Hi Stefane,

My apologies, I didn't check the other examples. Once upon a time I
looked and they all were globals...that's what I get for not checking
the facts.

Phil


On Thu, 2007-01-25 at 06:49 -0800, Stephane Eranian wrote:
> Phil,
> 
> On Wed, Jan 17, 2007 at 07:32:03PM +0100, Philip J. Mucci wrote:
> > 
> > Another problem I had spotted was with self notification, but that
> > didn't show up in the libpfm test suite, In PAPI I use the sigpoll.si_fd
> > value from the signal handler to find out which FD I should read() the
> > data from.
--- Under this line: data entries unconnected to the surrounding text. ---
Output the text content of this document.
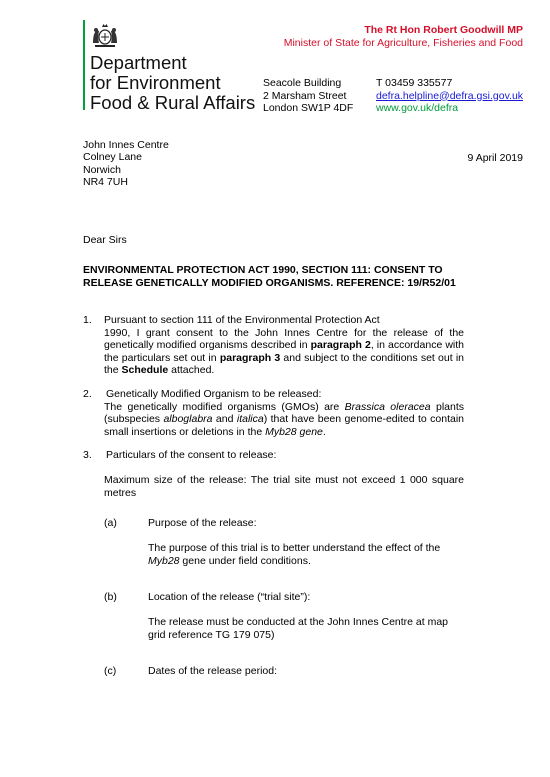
The Rt Hon Robert Goodwill MP
Minister of State for Agriculture, Fisheries and Food
Department
for Environment
Food & Rural Affairs
Seacole Building
2 Marsham Street
London SW1P 4DF
T 03459 335577
defra.helpline@defra.gsi.gov.uk
www.gov.uk/defra
John Innes Centre
Colney Lane
Norwich
NR4 7UH
9 April 2019
Dear Sirs
ENVIRONMENTAL PROTECTION ACT 1990, SECTION 111: CONSENT TO RELEASE GENETICALLY MODIFIED ORGANISMS. REFERENCE: 19/R52/01
1. Pursuant to section 111 of the Environmental Protection Act
1990, I grant consent to the John Innes Centre for the release of the genetically modified organisms described in paragraph 2, in accordance with the particulars set out in paragraph 3 and subject to the conditions set out in the Schedule attached.
2. Genetically Modified Organism to be released:
The genetically modified organisms (GMOs) are Brassica oleracea plants (subspecies alboglabra and italica) that have been genome-edited to contain small insertions or deletions in the Myb28 gene.
3. Particulars of the consent to release:
Maximum size of the release: The trial site must not exceed 1 000 square metres
(a)	Purpose of the release:
The purpose of this trial is to better understand the effect of the Myb28 gene under field conditions.
(b)	Location of the release (“trial site”):
The release must be conducted at the John Innes Centre at map grid reference TG 179 075)
(c)	Dates of the release period:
If you look in notify_self, you'll see that Stefane cheats
> > and stores it in a global variable. ;-) (BTW, Stefane this should be
> > changed to read it from the context...it's more useful to users that way
> > and tests more of the system) Now, I'm using a 64 bit 2.6.15 kernel with
> > 64 bit user land and the si_fd was zero according to the sig handler.
> > Inspecting the signal context indicated that there was an wrong offset
> > somewhere...because the correct FD was in the structure, just at an
> > offset I didn't expect.
> > 
> If you look at notify_self2.c, you'll have the example you are looking 
> for,i.e.,
> one that uses si_fd. Note that on some arch, you MUST set:
> 
>       sigaction.sa_flags   = SA_SIGINFO;
> 
> in order to have valid siginfo data, otherwise you'll get zeroes.
> 
> > I would recommend that on your system, you try digging out the si_fd
> > from the signal context and see if that value is 0 or if it is a valid
> > context. That would be a linux bug (maybe in the libc headers) and needs
> > to be fixed.
> > 
> One of the reasons why I have 3 notify_self examples is to show three 
> different
> ways of getting notification for yourself.